Zu nichts berechtigte Lebensfreude

Heiner Goebbels bearbeitet Hanns Eisler

Kaspar König hat sich zu seinem Abschied Hanns Eisler gewünscht. Und es gibt, zumal in Westdeutsch­land, immer noch bloß einen (was eigentlich sehr traurig ist), der Eislers Musik für eine Bühne wie die Philharmonie arrangieren, einrichten, zuspitzen kann, ohne dass es schlecht weihevoll oder auftrumpfend provokativ klänge — und das ist Heiner Goebbels. König hat sich also Eisler und Goebbels — und ganz nebenbei auch den großen Schauspieler Josef Bierbichler, der in die­ser Inszenierung als Sänger mit brüchiger Stimmer auftreten wird — gewünscht, und damit führt der Weg eigentlich weit weg von Köln und dem Museum Ludwig. Und das ist vom scheidenden Direktor ir­­gendwie auch ganz lässig als Geste.

 

Heiner Goebbels, der Frankfurter Sponti-Komponist, der vor vierzig Jahren mit Free-Jazz-Bearbeitungen von Eisler-Stücken begann, das Sogenannte Linksradikale Blasorchester anführte, Heiner-Müller-Texte für einige legendäre Hörstücke adaptierte und der aber auch seit Jahr und Tag bestens etabliert ist — derzeit ist er künstlerischer Leiter der Ruhr-Triennale —, kann von Eisler nicht lassen.

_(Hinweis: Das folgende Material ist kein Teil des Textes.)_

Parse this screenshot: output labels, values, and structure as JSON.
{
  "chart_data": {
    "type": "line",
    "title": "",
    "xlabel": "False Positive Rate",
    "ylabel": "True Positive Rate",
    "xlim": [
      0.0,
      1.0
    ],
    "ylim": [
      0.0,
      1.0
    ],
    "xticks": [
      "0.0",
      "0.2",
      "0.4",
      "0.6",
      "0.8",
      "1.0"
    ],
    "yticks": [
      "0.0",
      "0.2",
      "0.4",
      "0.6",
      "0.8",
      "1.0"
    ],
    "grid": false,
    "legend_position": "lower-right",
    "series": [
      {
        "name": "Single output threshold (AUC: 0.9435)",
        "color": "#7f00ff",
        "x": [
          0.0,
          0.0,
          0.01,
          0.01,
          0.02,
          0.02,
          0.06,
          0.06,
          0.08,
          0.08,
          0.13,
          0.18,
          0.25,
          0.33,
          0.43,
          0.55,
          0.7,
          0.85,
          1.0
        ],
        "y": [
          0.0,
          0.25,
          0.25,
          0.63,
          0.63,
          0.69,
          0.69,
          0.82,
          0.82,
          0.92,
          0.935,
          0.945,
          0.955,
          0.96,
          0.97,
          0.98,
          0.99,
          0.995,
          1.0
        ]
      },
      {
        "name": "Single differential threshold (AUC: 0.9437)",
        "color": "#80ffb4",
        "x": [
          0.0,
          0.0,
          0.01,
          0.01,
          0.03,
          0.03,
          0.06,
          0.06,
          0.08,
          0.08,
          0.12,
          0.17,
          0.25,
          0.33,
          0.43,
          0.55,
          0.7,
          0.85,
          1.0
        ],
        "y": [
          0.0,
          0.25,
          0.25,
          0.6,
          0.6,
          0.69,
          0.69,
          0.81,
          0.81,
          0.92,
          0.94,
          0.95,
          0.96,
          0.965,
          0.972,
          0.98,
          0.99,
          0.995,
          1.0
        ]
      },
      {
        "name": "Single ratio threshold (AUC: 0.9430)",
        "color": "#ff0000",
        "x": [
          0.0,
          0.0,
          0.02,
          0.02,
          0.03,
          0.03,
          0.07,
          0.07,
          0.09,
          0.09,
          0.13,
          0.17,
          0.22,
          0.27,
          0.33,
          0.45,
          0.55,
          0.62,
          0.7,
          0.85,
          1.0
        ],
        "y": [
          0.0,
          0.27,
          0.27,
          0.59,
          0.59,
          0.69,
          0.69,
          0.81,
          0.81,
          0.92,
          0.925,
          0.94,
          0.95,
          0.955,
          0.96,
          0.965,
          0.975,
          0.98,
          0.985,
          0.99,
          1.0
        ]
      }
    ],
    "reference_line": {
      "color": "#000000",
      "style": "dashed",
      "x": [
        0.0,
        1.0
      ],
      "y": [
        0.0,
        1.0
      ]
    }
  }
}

Rotzigkeit und Präzision, das handwerkliche Genie mit der klaren kommunistischen Kritik an bürgerlicher Kultur, rücksichtsvoll, von freundlicher Offenheit, aber auch Kraftmeier, überquellend von sarkastischem Spott: Eisler hat die Widersprüche, wie es sich dialektisch gehört, nicht aufgelöst, sondern ihnen eine angemessene Verlaufsform gegeben. Für Goebbels eine endlos sprudelnde Quelle der Inspiration. Und warum das verbrämen? Seine große Collage »Eislermaterial« aus Eislers Kompositionen, den dazugehörigen Brecht-Gedichten und Originalkommentaren macht gar keinen Hehl aus seiner Begeisterung. Die hindert Goebbels aber nicht daran, selbst ruppig, improvisierend, kraftmeierisch mit den Stücken zu verfahren und sie in kühnen Schichtungen und harten Cuts zu arrangieren. Eisler auf Eisler selbst angewandt — Goebbels und dem interpretierenden Ensemble Modern gelingt das sehr offensiv.

 

Dieses Jahr ist Eisler-Jahr — vor fünfzig Jahren starb der »Karl Marx der Musik« (schräge Bezeichnung, die Eisler allerdings ebenso selbstbewusst wie ironisch angenommen hatte). Bekommt man in Köln bislang davon etwas mit? Natürlich (?!) nicht. Also muss es ein alter Museumsdirektor richten. »Diese gewisse ausgefranste, zu nichts berechtigte, schäbig gewordene Lebensfreude«, ätzte Eisler einst, Goebbels speist dieses Zitat in seine Collage ein. Recht so.